Brazil aid program making inroads against hunger

TERESINA, Brazil, (Reuters) – Raimundo Alves used to  get his food by scavenging at a garbage dump on the outskirts  of Teresina, the capital of the impoverished northeastern  Brazilian state of Piaui.

Now he and his family can afford shoes, electricity and a  daily meal of rice and beans.

Alves and more than a quarter of Brazil’s 190 million  inhabitants receive a monthly stipend called Bolsa Familia, the  flagship of President Luiz Inacio Lula da Silva’s broader Zero Hunger program designed to cut poverty and eradicate hunger.

Lula, who was born dirt-poor in Brazil’s northeast and  often went without meals as a boy, has spent much of his seven  years in office rallying at home and abroad to combat hunger.

Under Bolsa Familia, poor families receive up to 200 reais  ($115) a month, depending on their income and how many children  they have. In exchange, children must attend school and  pregnant women and infants must get regular medical check-ups.

Recipients are paid through a state bank and registered in  a continuously updated database to reduce error and fraud.

The program’s simplicity, cost-effectiveness and quick  results have been widely praised and held up by the World Bank  and other international agencies as an example for other  countries. While critics say it creates dependency on state  handouts, the program stands in stark contrast to previous  attempts in Brazil to reduce hunger that were bogged down by  food distribution problems and theft.

“It’s cheap and it works — we’ve found a technology to  reduce hunger,” said Marcelo Neri, chief economist for social  policies at the Getulio Vargas Foundation business school in  Rio de Janeiro.

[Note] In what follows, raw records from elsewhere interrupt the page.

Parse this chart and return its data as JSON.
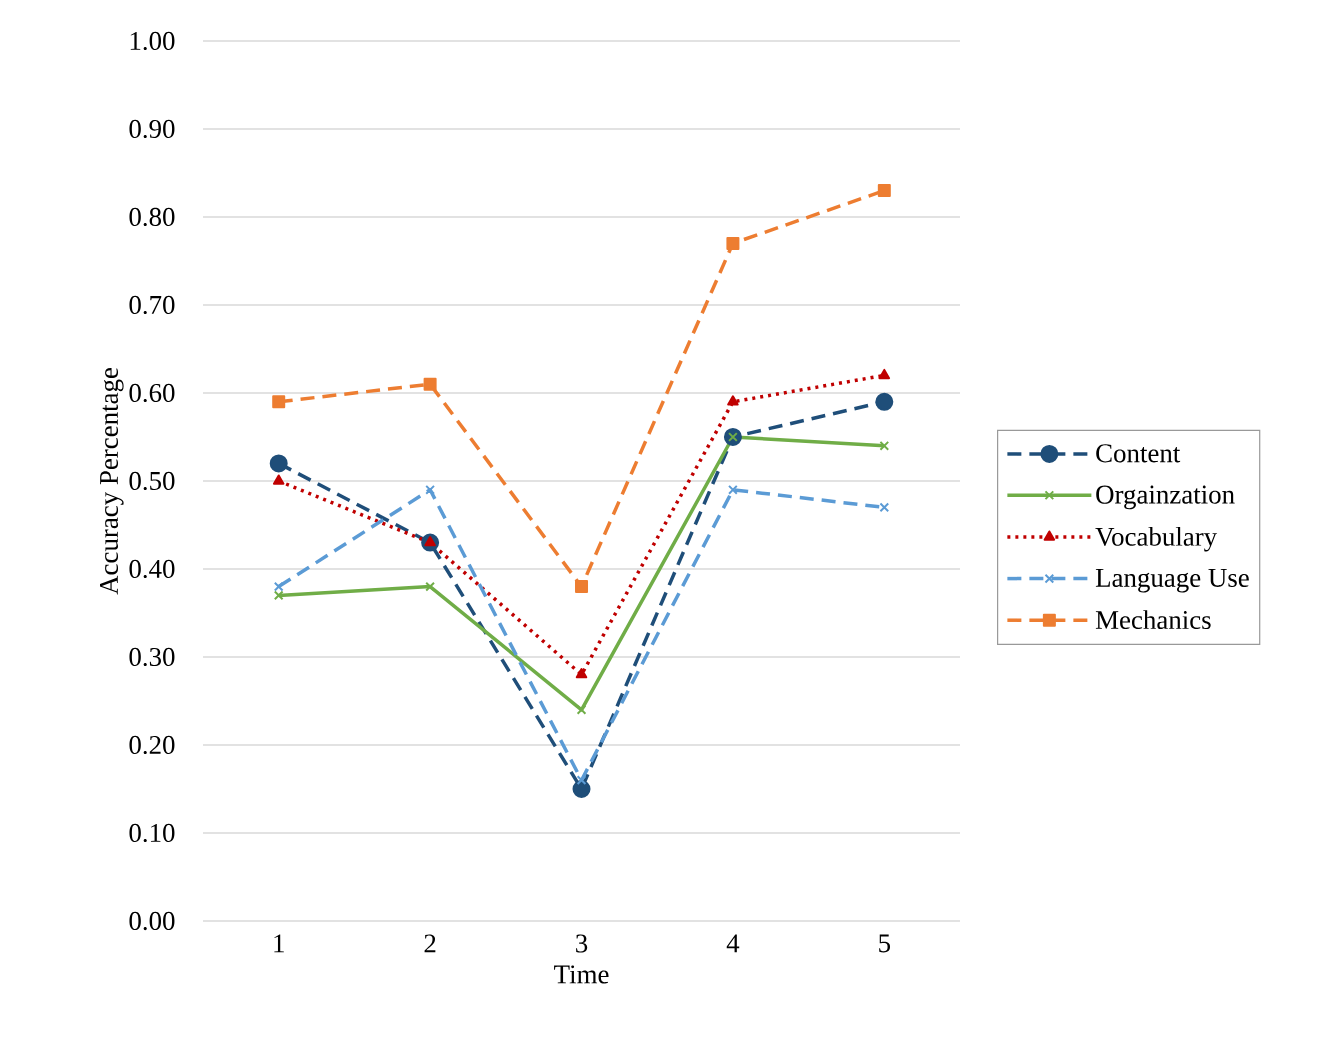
{
  "chart_data": {
    "type": "line",
    "xlabel": "Time",
    "ylabel": "Accuracy Percentage",
    "categories": [
      "1",
      "2",
      "3",
      "4",
      "5"
    ],
    "series": [
      {
        "name": "Content",
        "color": "#1f4e79",
        "values": [
          0.52,
          0.43,
          0.15,
          0.55,
          0.59
        ],
        "marker": "circle",
        "line_style": "dashed"
      },
      {
        "name": "Orgainzation",
        "color": "#70ad47",
        "values": [
          0.37,
          0.38,
          0.24,
          0.55,
          0.54
        ],
        "marker": "cross",
        "line_style": "solid"
      },
      {
        "name": "Vocabulary",
        "color": "#c00000",
        "values": [
          0.5,
          0.43,
          0.28,
          0.59,
          0.62
        ],
        "marker": "triangle",
        "line_style": "dotted"
      },
      {
        "name": "Language Use",
        "color": "#5b9bd5",
        "values": [
          0.38,
          0.49,
          0.16,
          0.49,
          0.47
        ],
        "marker": "cross",
        "line_style": "dashed"
      },
      {
        "name": "Mechanics",
        "color": "#ed7d31",
        "values": [
          0.59,
          0.61,
          0.38,
          0.77,
          0.83
        ],
        "marker": "square",
        "line_style": "dashed"
      }
    ],
    "ylim": [
      0,
      1
    ],
    "yticks": [
      {
        "value": 0,
        "label": "0.00"
      },
      {
        "value": 0.1,
        "label": "0.10"
      },
      {
        "value": 0.2,
        "label": "0.20"
      },
      {
        "value": 0.3,
        "label": "0.30"
      },
      {
        "value": 0.4,
        "label": "0.40"
      },
      {
        "value": 0.5,
        "label": "0.50"
      },
      {
        "value": 0.6,
        "label": "0.60"
      },
      {
        "value": 0.7,
        "label": "0.70"
      },
      {
        "value": 0.8,
        "label": "0.80"
      },
      {
        "value": 0.9,
        "label": "0.90"
      },
      {
        "value": 1,
        "label": "1.00"
      }
    ],
    "grid": "y",
    "legend": "right"
  }
}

Brazil’s experience is likely to stoke debate at a United  Nations food summit next week in Rome, where leaders are  expected to focus more on boosting agricultural output as a way  of reducing world hunger.

Brazil, whose economy has powered ahead in recent years  under Lula, has consistently spent about a quarter of gross  domestic product on social programs, but the strategy that had  little effect on reducing poverty.

Bolsa Familia has proven much more effective. It costs just  0.4 percent of GDP but has helped lift millions out of poverty,  allowing more people to put food on their plates. Recipients  spend around 70 percent of aid on food, a recent study showed. The program helped reduce child malnutrition between 2003  and 2008 by 62 percent, using body weight comparisons.

“No other developing country in recent years has made as  much progress in reducing hunger as Brazil,” said Rosana  Heringer, executive coordinator in Brazil for ActionAid, an  international anti-poverty agency.

“We’re still hungry some days but we’re doing much better,”  Alves said in his adobe hut, standing before a rickety  refrigerator held together by a large rubber band.

Despite isolated allegations of favoritism in granting the  aid, the program is less corruption-prone because of its  electronic database and payments registered by debit card. Decentralization has helped cut red tape, experts say.

Local governments draft and manage the recipient list and a  board made up of community representatives acts as a watchdog.

Many poor people who get enough calories often don’t get  enough nutrients to remain healthy. According to a 2006 study,  21 percent of Brazilian children under 5 suffered from anemia.  Some government programs may now be making a difference.

Anderson Gomes da Silva, a 12 year-old with anemia,  regained his strength after supplementing his diet with  vegetables his family received from the government. In Piaui,  the program benefits over 400,000 people with food and 5,100  farmers by paying retail prices for their produce.

A farmers’ association outside Teresina doubled its income  and escaped bankruptcy after joining the program in 2003.

In downtown Teresina, nearly 1,400 people stand in line for  over an hour to get lunch for 1 real ($0.60) in one of around  100 government cafeterias nationwide.

“It’s a balanced meal I couldn’t afford anywhere else,”  said Jose de Alinateia, a 45 year-old school teacher, who  spends most of his 650 reais salary on child support, clothes  and utility and medical bills.

When Lula launched the Zero Hunger program in 2003, he  boasted it would also teach people how to fend for themselves.  That is proving difficult. While some were taken off the  program when their income rose, many shirk self-help.

“They’re afraid they’ll lose their benefits. They don’t  want to hear about job training,” said Rosangela Sousa, a  coordinator for the Zero Hunger program in Piaui.

Some aid workers propose limiting benefits to five or 10  years, but others say that could reverse inroads on poverty.

“Forcing people off welfare before solving the underlying  reasons of poverty will backfire,” says Sergei Soares with the  government economic research institute Ipea.

Blessed with booming agricultural output and cutting-edge  farming techniques, Brazil has clear advantages in tackling  hunger, but political will may have made the difference. “Lula was able to mobilize society and negotiate a national  pact around the issue,” said Heringer, of ActionAid. “Political  will is the key ingredient.”